Building a Healthy Back-to-School Routine


Whether you’re sending kids off to school, heading back to the office yourself, or simply continuing to work from home, everyone can benefit from refreshed routines and new healthy habits.


Here are my tips for adults who want to reap benefits from back-to-school routines:


Sleep. If you’re not routinely waking up rested after about eight hours of sleep, think about your pre-bed habits. If you’re snacking and staring at your screen right before bed, try curling up with a mug of hot herbal tea or water and a good book instead. Quality sleep can boost your immune system, energize you, and discourage unhealthy eating. And if you’re a snorer, talk to your doctor about the possibility that you might have sleep apnea.


Exercise. You don’t need to try out for the varsity soccer team, but 60 minutes of moderate aerobic exercise per day will help your heart. That includes everything from dancing to walking to yard work. You don’t have to start at 60 minutes though!! 60 minutes a day is your goal. If you just start with 1 minute and add 1 minute per day, in two months you’ll be at your goal!

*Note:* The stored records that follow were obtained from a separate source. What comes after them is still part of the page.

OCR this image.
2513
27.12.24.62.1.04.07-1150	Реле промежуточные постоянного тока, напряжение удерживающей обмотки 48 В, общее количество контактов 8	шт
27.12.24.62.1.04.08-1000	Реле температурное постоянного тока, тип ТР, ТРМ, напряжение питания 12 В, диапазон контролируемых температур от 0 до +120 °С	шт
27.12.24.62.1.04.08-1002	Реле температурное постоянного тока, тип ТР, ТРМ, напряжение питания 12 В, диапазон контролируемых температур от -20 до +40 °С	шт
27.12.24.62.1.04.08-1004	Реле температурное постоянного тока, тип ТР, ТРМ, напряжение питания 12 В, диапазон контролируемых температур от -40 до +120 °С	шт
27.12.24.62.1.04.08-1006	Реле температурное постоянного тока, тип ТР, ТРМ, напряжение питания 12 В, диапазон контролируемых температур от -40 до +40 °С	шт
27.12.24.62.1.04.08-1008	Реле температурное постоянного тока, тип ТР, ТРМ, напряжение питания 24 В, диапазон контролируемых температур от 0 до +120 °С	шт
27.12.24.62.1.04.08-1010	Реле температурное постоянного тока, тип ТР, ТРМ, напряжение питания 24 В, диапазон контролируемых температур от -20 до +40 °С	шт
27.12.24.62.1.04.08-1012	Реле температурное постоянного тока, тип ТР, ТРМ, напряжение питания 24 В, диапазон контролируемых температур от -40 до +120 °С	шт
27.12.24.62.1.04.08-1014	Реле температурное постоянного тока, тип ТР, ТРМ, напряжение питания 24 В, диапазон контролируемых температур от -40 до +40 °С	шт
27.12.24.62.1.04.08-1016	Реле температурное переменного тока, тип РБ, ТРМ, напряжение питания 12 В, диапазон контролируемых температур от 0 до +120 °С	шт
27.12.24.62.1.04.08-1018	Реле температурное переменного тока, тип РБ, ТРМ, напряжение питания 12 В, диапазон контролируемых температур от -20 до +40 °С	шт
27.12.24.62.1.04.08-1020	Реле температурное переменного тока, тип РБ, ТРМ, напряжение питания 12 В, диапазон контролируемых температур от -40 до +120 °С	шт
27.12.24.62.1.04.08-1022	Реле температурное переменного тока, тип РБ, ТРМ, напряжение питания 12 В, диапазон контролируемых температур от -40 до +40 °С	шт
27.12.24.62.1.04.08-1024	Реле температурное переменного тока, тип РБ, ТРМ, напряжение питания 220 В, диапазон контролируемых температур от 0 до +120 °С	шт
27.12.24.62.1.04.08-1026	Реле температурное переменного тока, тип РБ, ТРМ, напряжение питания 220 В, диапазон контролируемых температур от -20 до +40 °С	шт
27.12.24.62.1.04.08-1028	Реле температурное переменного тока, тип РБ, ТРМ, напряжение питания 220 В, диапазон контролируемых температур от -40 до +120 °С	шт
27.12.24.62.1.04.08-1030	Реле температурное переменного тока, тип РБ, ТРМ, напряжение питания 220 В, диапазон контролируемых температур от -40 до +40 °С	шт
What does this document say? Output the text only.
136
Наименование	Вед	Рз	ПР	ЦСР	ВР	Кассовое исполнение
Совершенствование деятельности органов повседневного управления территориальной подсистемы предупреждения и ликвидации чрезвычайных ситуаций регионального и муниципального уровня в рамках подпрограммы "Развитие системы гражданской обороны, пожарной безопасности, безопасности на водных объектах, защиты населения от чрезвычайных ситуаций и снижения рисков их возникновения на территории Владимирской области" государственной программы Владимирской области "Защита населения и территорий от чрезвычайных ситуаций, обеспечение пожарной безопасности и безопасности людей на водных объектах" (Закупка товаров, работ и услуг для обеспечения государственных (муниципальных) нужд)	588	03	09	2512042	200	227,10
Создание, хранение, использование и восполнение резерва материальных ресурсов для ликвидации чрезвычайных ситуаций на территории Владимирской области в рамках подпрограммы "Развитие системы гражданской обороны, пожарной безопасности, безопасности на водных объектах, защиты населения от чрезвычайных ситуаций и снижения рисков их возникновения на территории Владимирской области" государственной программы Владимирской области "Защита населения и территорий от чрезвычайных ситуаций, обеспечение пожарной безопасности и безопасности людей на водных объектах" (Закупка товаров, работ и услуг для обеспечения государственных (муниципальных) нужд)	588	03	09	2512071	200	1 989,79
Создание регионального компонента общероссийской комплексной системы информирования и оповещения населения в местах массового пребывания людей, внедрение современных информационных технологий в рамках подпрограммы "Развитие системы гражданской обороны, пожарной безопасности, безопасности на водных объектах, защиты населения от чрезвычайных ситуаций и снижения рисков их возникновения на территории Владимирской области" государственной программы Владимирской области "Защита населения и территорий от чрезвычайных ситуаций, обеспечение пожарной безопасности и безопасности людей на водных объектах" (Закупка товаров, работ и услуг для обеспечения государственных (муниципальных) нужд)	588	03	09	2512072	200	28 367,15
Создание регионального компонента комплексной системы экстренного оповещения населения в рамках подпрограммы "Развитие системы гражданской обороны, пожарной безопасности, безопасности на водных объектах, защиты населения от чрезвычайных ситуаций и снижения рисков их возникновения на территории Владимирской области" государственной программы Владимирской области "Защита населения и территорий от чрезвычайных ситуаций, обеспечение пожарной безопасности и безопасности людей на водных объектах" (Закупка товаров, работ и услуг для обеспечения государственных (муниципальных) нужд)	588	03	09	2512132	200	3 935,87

Meal planning. Like everything in summertime, meals can get a little lazy, and that’s OK -- especially if it means you’re munching on fresh seasonal produce all day. But once schedules get busy, it’s easy to fall into a trap of fast food without some planning. Here’s what I eat in a typical day -- it’s not time consuming, but it does require a little thinking ahead of time: Step One Foods Oatmeal or Sprinkle for breakfast, a piece of fruit or handful of almonds for a mid-morning snack, a bowl of farro with olives, feta, tomatoes, and pine nuts for lunch, a Dark Chocolate Crunch Bar in the afternoon, and salmon with zucchini and peppers for dinner.


Extracurriculars. Many people had time to pursue new hobbies during the pandemic. Reflect on what brought you joy and prioritize them.


Limit screen time. Setting limits on your teens’ phones? Pat yourself on the back...and then add similar restrictions to your own. You’ll have more time for family and friends -- and your new healthy habits!